Frankie Cosmos – ‘Young’
Frankie Cosmos has been quietly pushing herself closer and closer to the spotlight over the last couple of years, taking a very deliberate and measured approach to just how she formally arrives on the mainstage. The result has been a mixture of gorgeous pop ditties and surreal moments of quirky art, but on this latest official single ‘Young’ we finally hear the real Frankie – part stunning pop knowledge, part quirk – equally introverted and extroverted. Even a pitter patter of disco. If you told me an artist’s name was Frankie Cosmos, site unseen this is the kind of music that I would have expected to hear.
John Grant – ‘Down Here’
Much like someone like Stephin Merritt or Bill Callahan, John Grant is one of those criminally underrated singer-songwriters who are critically lauded, but their unique approach prevents them from ever gauging a wider audience. But his humour, his sensitivity and his brilliance as a composer deserves much more exploration and embracing. Sure there are moment that grate and confuse, but at the bass is as close to original pop music as you’re going to ever find.
Tuff Love – ‘Carbon’
This Glaswegian duo perfectly sum up their own sound as being “aggressively melodic.” The vox are woozy and dreamlike, but the jangle guitars venture into edgy, haunting and disarming territory. This is raw pop that recalls early Summer Flake but builds to its own satisfying crescendo.
Jones – Hoops
It’s sad to have to acknowledge the fact that what is defined as radio worthy these days would prevent anything as sharp and jagged as ‘Hoops’ getting played on air with any regularity, despite the fact that it is phenomenally inventive pop music. There are so many elements pulling and pushing against each other within its confines – complicated beat sequences, delicate explosions of melody, electronic jolts. And yet at the heart of everything is a vocal performance that if it were delivered on a generic, comfortable bed of roses probably would have been a smash. Instead it sits on a bed of thorns and we find ourselves in thoroughly more exciting and experimental territory.
Owen Rabbit – ‘Denny’s’
The coupling of no frills electronica and deadpan vocals on this latest number from Melbourne via WA artist Owen Rabbit invigoratingly recalls the likes of Casiotone For The Painfully Alone and to some extent The Hold Steady.

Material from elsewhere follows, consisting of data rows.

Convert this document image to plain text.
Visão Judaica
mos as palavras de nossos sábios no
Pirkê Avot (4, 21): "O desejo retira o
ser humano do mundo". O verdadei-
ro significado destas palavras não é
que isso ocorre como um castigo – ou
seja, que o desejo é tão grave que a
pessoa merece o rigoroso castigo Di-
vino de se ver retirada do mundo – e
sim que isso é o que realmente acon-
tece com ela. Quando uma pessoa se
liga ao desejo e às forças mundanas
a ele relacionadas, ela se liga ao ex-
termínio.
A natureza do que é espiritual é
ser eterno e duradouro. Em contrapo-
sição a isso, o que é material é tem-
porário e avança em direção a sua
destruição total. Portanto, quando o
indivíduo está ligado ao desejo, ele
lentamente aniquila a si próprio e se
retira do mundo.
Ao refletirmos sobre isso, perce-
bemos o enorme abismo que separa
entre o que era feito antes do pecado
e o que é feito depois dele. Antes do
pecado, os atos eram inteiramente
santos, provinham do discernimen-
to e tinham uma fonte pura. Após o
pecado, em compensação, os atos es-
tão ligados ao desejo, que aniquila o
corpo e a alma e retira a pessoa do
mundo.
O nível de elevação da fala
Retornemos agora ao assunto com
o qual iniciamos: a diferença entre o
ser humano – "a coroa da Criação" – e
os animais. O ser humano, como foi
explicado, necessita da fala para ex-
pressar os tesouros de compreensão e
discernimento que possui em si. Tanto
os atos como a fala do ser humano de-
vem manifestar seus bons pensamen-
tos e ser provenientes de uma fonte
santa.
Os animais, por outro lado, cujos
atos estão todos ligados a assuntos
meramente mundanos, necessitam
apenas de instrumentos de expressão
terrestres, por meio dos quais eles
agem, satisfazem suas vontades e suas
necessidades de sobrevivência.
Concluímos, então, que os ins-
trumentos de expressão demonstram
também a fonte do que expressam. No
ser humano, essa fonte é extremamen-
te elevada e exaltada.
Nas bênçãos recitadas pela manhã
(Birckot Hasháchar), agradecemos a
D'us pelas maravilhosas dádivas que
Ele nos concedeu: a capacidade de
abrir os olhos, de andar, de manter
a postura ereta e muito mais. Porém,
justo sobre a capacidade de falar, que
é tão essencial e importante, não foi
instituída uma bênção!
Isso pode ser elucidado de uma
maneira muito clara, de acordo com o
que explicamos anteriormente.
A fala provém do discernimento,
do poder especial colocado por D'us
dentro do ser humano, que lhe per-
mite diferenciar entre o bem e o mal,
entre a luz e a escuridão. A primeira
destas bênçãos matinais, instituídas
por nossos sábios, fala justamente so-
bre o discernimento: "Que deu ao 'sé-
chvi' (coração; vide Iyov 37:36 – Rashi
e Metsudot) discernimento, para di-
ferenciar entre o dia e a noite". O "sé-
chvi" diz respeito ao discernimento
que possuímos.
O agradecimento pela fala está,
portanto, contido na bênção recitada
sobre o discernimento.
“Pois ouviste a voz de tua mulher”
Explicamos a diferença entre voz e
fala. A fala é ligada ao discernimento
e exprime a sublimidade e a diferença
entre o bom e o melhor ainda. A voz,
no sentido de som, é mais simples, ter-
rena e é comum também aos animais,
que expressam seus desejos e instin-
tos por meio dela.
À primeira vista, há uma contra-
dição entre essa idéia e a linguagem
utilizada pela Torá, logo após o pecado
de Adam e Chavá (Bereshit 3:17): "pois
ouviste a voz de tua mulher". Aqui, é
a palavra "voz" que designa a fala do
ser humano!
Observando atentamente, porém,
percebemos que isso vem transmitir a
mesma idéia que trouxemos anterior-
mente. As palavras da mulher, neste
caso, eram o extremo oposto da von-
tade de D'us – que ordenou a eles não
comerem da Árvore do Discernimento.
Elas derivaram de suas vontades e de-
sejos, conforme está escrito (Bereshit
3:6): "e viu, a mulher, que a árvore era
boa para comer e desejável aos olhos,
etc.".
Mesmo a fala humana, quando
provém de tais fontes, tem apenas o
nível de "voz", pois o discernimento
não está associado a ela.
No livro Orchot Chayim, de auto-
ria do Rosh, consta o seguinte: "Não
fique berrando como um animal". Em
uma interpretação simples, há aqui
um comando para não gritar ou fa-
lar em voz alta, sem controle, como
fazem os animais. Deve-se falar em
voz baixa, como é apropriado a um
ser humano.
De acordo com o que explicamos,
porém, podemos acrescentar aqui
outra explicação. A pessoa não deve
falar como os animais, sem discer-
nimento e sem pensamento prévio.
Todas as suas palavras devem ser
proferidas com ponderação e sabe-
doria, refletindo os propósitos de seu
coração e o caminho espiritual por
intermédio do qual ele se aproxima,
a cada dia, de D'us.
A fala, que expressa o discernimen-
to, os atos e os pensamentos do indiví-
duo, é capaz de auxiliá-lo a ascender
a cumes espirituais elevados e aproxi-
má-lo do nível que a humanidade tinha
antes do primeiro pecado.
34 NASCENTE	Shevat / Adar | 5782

But then the explosive chorus erupts into a powerful sonic display that could delay Jetstar flights for weeks on end. So much more fun and celebratory than the majority of internet-tronica out there right now.
The Exploding Hearts – ‘Modern Kicks’ [Classic Track]
You can feel the electricity surge through you from those opening guitar chords. The history of rock pumps through every inch of this song – recalling the dirtiest, sexiest moments of The Stones, The Mats and The Clash – and yet to think that it was distilled and served in 2003 boggles the mind. If 3/4 of The Exploding Hearts hadn’t died in a car accident in their tender early 20s, they could have been a much bigger band. But thanks to tracks like this, they’ll forever live as legends.